LEXINGTON, Ky. (WKYT) - Lexington-area advocates are prepared for any fallout locally from a potential crackdown on immigration enforcement this weekend.
Photo: U.S. Immigration and Customs Enforcement
Officials say federal immigration raids are expected to start Sunday in communities around major cities like Atlanta, Baltimore, Chicago, Denver, Houston, Los Angeles, Miami, New York and San Francisco. Agents are expected to target around 2,000 people who already have deportation orders.
It is unclear what, if any, impact the raids could have on the Lexington area.
Still, the Community Response Coalition, a social work organization that helps the families of people who have been arrested or deported for immigration reasons, says they are always ready to help families left behind.
"Emergency response is our average day," said Dominique Olbert, the coalition's program director. "So we're cautiously optimistic that the raids will hopefully not reach us right away, but we don't know. And we're set up for the eventuality that it might be. We have our volunteers ready to go, phone activated, all the materials we need - and we can help."

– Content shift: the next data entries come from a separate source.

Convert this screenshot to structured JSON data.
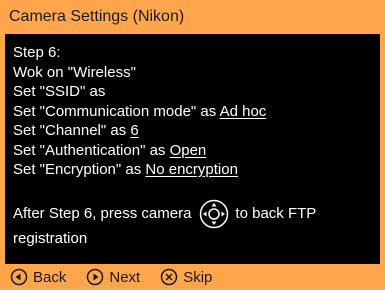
{
  "window": {
    "title": "Camera Settings (Nikon)"
  },
  "instructions": {
    "step_heading": "Step 6:",
    "wok_line": "Wok on \"Wireless\"",
    "ssid_line": "Set \"SSID\" as",
    "comm_prefix": "Set \"Communication mode\" as ",
    "comm_value": "Ad hoc",
    "channel_prefix": "Set \"Channel\" as ",
    "channel_value": "6",
    "auth_prefix": "Set \"Authentication\" as ",
    "auth_value": "Open",
    "enc_prefix": "Set \"Encryption\" as ",
    "enc_value": "No encryption",
    "after_prefix": "After Step 6, press camera",
    "after_suffix": "to back FTP",
    "after_line2": "registration"
  },
  "icons": {
    "camera_dial": "multi-selector-dial-icon",
    "back": "circle-left-arrow-icon",
    "next": "circle-right-arrow-icon",
    "skip": "circle-x-icon"
  },
  "nav": {
    "back_label": "Back",
    "next_label": "Next",
    "skip_label": "Skip"
  },
  "colors": {
    "accent": "#ffa64d",
    "content_bg": "#000000",
    "content_text": "#ffffff"
  }
}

The coalition was launched in September 2018. Olbert said they have already helped numerous families with loved ones arrested or deported.
The group also offers a preparedness checklist - in English and Spanish - to help families take steps beforehand. The coalition emphasizies that it is a social work organization that stays out of the politics of immigration.
But immigration and its enforcement continue to be big issues in policy and politics, nationally and statewide.
Gov. Matt Bevin and other Republican lawmakers announced their support on Friday for a new bill that would ban sanctuary cities in Kentucky. The bill would prohibit local governments from enacting policies which would prevent law enforcement agencies from cooperating with U.S. Immigration and Customs Enforcement (ICE).
"Ask the mayors of our two larger cities whether they think they're sanctuary cities they'll be very quick to tell you that they're not," Gov. Bevin said, "but we also don't want a slippery slope whereby we say we're not, we intend not to be, and yet we've directed law enforcement this way, that way, to the degree that we by the perception of some be such a thing, so it's just to clarify and get out in front of it."
State law enforcement and homeland security leaders threw their support behind the bill along with members of the Fraternal Order of Police. Gov. Bevin argues local politicians have proposed policies which would discourage cooperation between local and federal authorities, but he also said Kentucky currently doesn't have a problem adhering to federal immigration laws. The governor's office says Kentucky would join at least 10 other states in enacting a "sanctuary city" ban if the proposed legislation becomes law.
Vice President Mike Pence on Friday toured two detention centers near the U.S.-Mexico border that house those caught crossing the border illegally. Pence called on Congress to act, demanding more money to support Customs and Border Protection to ease overcrowding at the facilities and to stop the flow of illegal immigrants.
A crowd in Lexington joined 700 other cities for a vigil Friday night, protesting detention centers at the southern border and other U.S. immigration policies.